【发布时间】:2020-05-03 07:34:30
【问题描述】:
我有一个嵌套的数据框列表,我只想对名为“train_set”的特定数据框项执行操作
library(data.table)
train_set <- data.frame(
x = c(rep(2, 10)),
y = c(0:9),
z = c(rep("Factor1", 10)))
test_set <- data.frame(
x = c(rep(1, 12)),
y = c(0:11),
z = c(rep("Factor2", 12)))
row.names(train_set) <- c(paste("Observation", c(1:nrow(train_set)), sep = "_"))
row.names(test_set) <- c(paste("Observation", c(1:nrow(test_set)), sep = "_"))
top_list <- list(
aa = list(train_set = train_set, test_set = test_set),
bb = list(train_set = train_set, test_set = test_set),
cc = list(train_set = train_set, test_set = test_set)
)
目标是复制 train_set 中的行,添加一点噪音并相应地命名它们。最后我想返回一个与输入列表具有相同结构的列表 但包含修改后的 train_set 表而不是原始表。 由于我用于这些操作的 dplyr 代码非常慢,因此我在这里得到了帮助,以通过使用 data.table 来提高性能 Speeding up dplyr pipe including checks with mutate_if and if_else on larger tables
但是,为了使用 data.table,我必须将这些特定的 data.frames 转换为 data.tables。 重要的是我将 row.names 保留为“示例”列,因为我需要名称。

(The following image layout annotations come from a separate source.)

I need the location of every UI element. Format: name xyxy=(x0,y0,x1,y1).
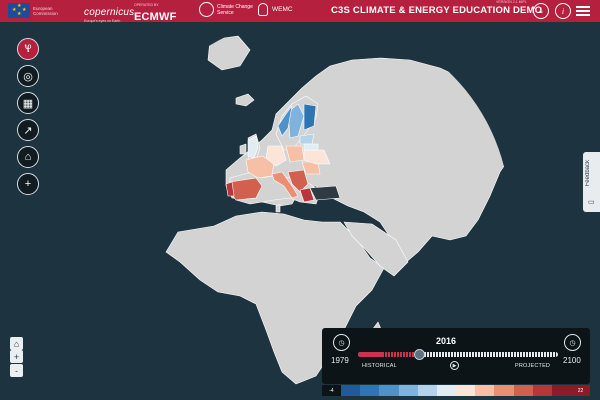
legend-swatch xyxy=(417,385,437,396)
download-button[interactable]: ⤓ xyxy=(533,3,549,19)
historical-label: HISTORICAL xyxy=(362,363,397,369)
legend-swatch xyxy=(494,385,514,396)
country-sweden[interactable] xyxy=(287,103,305,139)
eu-logo[interactable]: ★ ★ ★ ★ European Commission xyxy=(8,3,69,18)
ecmwf-operated-by: OPERATED BY xyxy=(134,3,159,7)
zoom-out-button[interactable]: - xyxy=(10,364,23,377)
legend-swatch xyxy=(475,385,495,396)
download-icon: ⤓ xyxy=(539,6,543,15)
zoom-out-icon: - xyxy=(15,365,18,376)
lightbulb-icon xyxy=(258,3,268,16)
country-ukraine[interactable] xyxy=(303,149,331,165)
chart-tool-button[interactable]: ↗ xyxy=(17,119,39,141)
current-year-label: 2016 xyxy=(436,336,457,346)
projected-label: PROJECTED xyxy=(515,363,551,369)
ccs-circle-icon xyxy=(199,2,214,17)
europe-choropleth[interactable] xyxy=(225,103,341,203)
copernicus-c-icon: c xyxy=(84,7,90,18)
add-icon: + xyxy=(24,178,32,190)
factory-tool-button[interactable]: ⌂ xyxy=(17,146,39,168)
info-icon: i xyxy=(561,6,565,16)
timeline-panel: ◷ 1979 2016 ◷ 2100 HISTORICAL ▶ PROJECTE… xyxy=(322,328,590,384)
legend-max-label: 22 xyxy=(571,385,590,396)
land-ireland xyxy=(239,143,247,155)
legend-swatch xyxy=(360,385,380,396)
globe-icon: ◎ xyxy=(23,70,33,83)
legend-swatch xyxy=(379,385,399,396)
chart-icon: ↗ xyxy=(23,124,33,137)
app-title: C3S CLIMATE & ENERGY EDUCATION DEMO xyxy=(331,5,543,16)
feedback-tab[interactable]: Feedback ▭ xyxy=(583,152,600,212)
play-icon: ▶ xyxy=(452,362,457,369)
add-tool-button[interactable]: + xyxy=(17,173,39,195)
zoom-in-button[interactable]: + xyxy=(10,350,23,363)
country-finland[interactable] xyxy=(303,103,317,131)
legend-swatch xyxy=(456,385,476,396)
land-islands xyxy=(275,203,281,213)
country-greece[interactable] xyxy=(299,187,315,203)
climate-change-service-logo[interactable]: Climate Change Service xyxy=(199,2,265,17)
start-clock-icon[interactable]: ◷ xyxy=(333,334,350,351)
version-label: VERSION 2.1 IMPL xyxy=(496,0,527,4)
thermometer-icon: Ⳡ xyxy=(24,42,32,55)
land-arabia xyxy=(343,221,409,277)
country-germany[interactable] xyxy=(265,145,287,167)
eu-logo-text: European Commission xyxy=(33,5,58,16)
legend-swatch xyxy=(341,385,361,396)
country-balkans[interactable] xyxy=(287,169,309,193)
start-year-label: 1979 xyxy=(331,356,349,365)
legend-swatch xyxy=(532,385,552,396)
timeline-slider-handle[interactable] xyxy=(414,349,425,360)
app-header: ★ ★ ★ ★ European Commission copernicus Euro… xyxy=(0,0,600,25)
copernicus-logo[interactable]: copernicus Europe's eyes on Earth xyxy=(84,2,134,23)
legend-swatch xyxy=(551,385,572,396)
ecmwf-logo-text: ECMWF xyxy=(134,11,177,23)
wemc-logo[interactable]: WEMC xyxy=(258,3,293,16)
end-clock-icon[interactable]: ◷ xyxy=(564,334,581,351)
calendar-icon: ▦ xyxy=(22,97,34,110)
feedback-label: Feedback xyxy=(585,160,591,187)
zoom-in-icon: + xyxy=(13,351,20,362)
country-uk[interactable] xyxy=(247,135,259,159)
info-button[interactable]: i xyxy=(555,3,571,19)
country-belarus[interactable] xyxy=(303,143,319,151)
calendar-tool-button[interactable]: ▦ xyxy=(17,92,39,114)
legend-swatch xyxy=(398,385,418,396)
wemc-logo-text: WEMC xyxy=(272,6,293,13)
temperature-tool-button[interactable]: Ⳡ xyxy=(17,38,39,60)
color-legend: -4 22 xyxy=(322,385,590,396)
globe-map[interactable] xyxy=(0,22,600,400)
legend-min-label: -4 xyxy=(329,387,334,394)
country-italy[interactable] xyxy=(271,171,299,199)
country-norway[interactable] xyxy=(277,105,293,137)
legend-swatch xyxy=(436,385,457,396)
timeline-ticks xyxy=(384,351,558,358)
hamburger-menu-icon[interactable] xyxy=(576,6,590,16)
country-turkey[interactable] xyxy=(309,185,341,201)
land-iceland xyxy=(235,93,255,107)
legend-color-scale xyxy=(341,385,572,396)
copernicus-tagline: Europe's eyes on Earth xyxy=(84,19,121,23)
home-button[interactable]: ⌂ xyxy=(10,337,23,350)
land-greenland xyxy=(207,35,251,71)
play-button[interactable]: ▶ xyxy=(450,361,459,370)
home-icon: ⌂ xyxy=(13,338,20,349)
country-france[interactable] xyxy=(245,155,275,179)
copernicus-logo-text: opernicus xyxy=(89,7,135,18)
feedback-icon: ▭ xyxy=(588,199,595,206)
globe-tool-button[interactable]: ◎ xyxy=(17,65,39,87)
eu-flag-icon: ★ ★ ★ ★ xyxy=(8,3,30,18)
legend-swatch xyxy=(513,385,533,396)
factory-icon: ⌂ xyxy=(24,151,32,163)
country-portugal[interactable] xyxy=(225,181,235,197)
end-year-label: 2100 xyxy=(563,356,581,365)
country-baltics[interactable] xyxy=(299,133,315,145)
ecmwf-logo[interactable]: OPERATED BY ECMWF xyxy=(134,3,177,25)
ccs-logo-text: Climate Change Service xyxy=(217,3,253,16)
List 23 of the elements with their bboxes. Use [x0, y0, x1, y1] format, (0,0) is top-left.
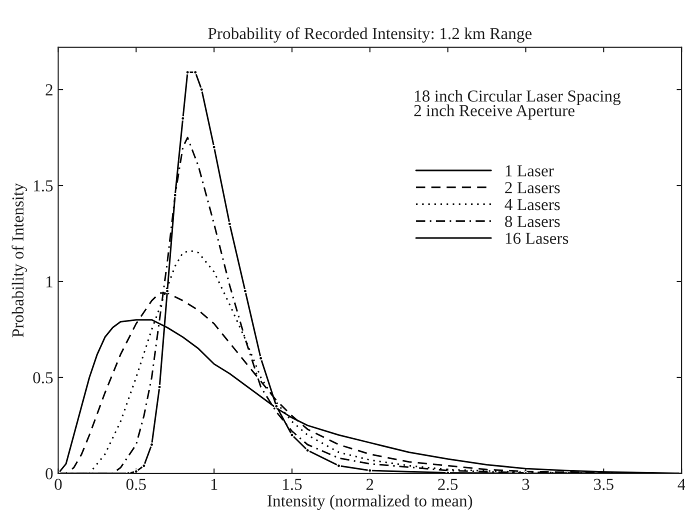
legend-label: 2 Lasers	[505, 182, 560, 194]
annotation: 18 inch Circular Laser Spacing 2 inch Receive Aperture	[414, 90, 621, 120]
y-tick-label: 0.5	[33, 372, 53, 384]
x-tick-label: 0.5	[126, 478, 146, 490]
chart-title: Probability of Recorded Intensity: 1.2 km Range	[208, 27, 532, 43]
legend-label: 4 Lasers	[504, 199, 560, 210]
y-tick-label: 0	[46, 468, 53, 480]
x-tick-label: 4	[678, 478, 685, 490]
x-tick-label: 2	[366, 478, 374, 490]
x-axis-title: Intensity (normalized to mean)	[268, 494, 472, 510]
x-tick-label: 3.5	[594, 478, 614, 490]
x-tick-label: 1.5	[283, 478, 302, 490]
legend-label: 8 Lasers	[505, 216, 560, 228]
legend-label: 16 Lasers	[506, 232, 568, 244]
x-tick-label: 2.5	[438, 478, 458, 490]
y-tick-label: 1.5	[34, 180, 53, 192]
x-tick-label: 0	[54, 478, 62, 490]
x-tick-label: 3	[522, 478, 530, 490]
y-tick-label: 2	[46, 84, 52, 96]
legend-label: 1 Laser	[506, 165, 554, 176]
y-tick-label: 1	[46, 276, 52, 288]
y-axis-title: Probability of Intensity	[12, 183, 27, 338]
x-tick-label: 1	[211, 478, 218, 490]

# does not work on all elements, not run
# top_list <- lapply(top_list, function(next_level) lapply(next_level, setDT, keep.rownames = "Sample"))
我尝试使用嵌套的 lapply 和 for 循环将 train_set、整个列表或将 train 和 test_set 都更改为 DT,如上面的答案中提到的必须更新列表。但我无法让它适用于这个嵌套列表。该代码似乎适用于第一次迭代,但不适用于之后。有谁知道我如何将所有这些 DF 转换为 DT 并获取代码 低于运行?
result_list <- list()
counter <- 0
for (split_table in top_list) {
counter <- counter +1
current_name <- names(top_list)[counter]
train_tmp <- split_table$train_set
test_tmp <- split_table$test_set
print(current_name)
print(train_tmp)
# either here or earlier turn DF into DT, but keep row.names
setDT(train_tmp, keep.rownames = "Sample")
print(train_tmp) # get's ignored in the first iteration?
# The row names are still present for the first iteration with item "aa"
cols <- names(train_tmp)[sapply(train_tmp, is.numeric)]
# this is the function to copy each row two times, add 10 % noise to each numeric column
# and append the Sample name with the copy number
noised_copies <- lapply(c(1,2), function(n) {
copy(train_tmp)[,
# here we get the error as we need the column "Sample" to adjust the names of the replicated rows
c("Sample", cols) := c(.(paste(Sample, n, sep=".")),
.SD * sample(c(-1.01, 1.01), .N*ncol(.SD), TRUE)),
.SDcols=cols]
})
# combine original table and table with replicates
train_noised <- rbindlist(c(noised_copies, list(train_tmp)), use.names = FALSE)
# turn back into DF and add to result list
setDF(train_noised, rownames = train_noised$Sample)
train_noised$Sample <- NULL
result_list[[current_name]] <- list(train_set = train_noised, test_set = test_tmp)
}
result_list
# it is important to have a clean workspace after each try
rm(top_list)
【问题讨论】:
-
我建议使用大型 data.table,而不是 data.tables 列表。
rbindlist(unlist(top_list, recursive=FALSE), use.names=FALSE, idcol="Table")
标签: r list data.table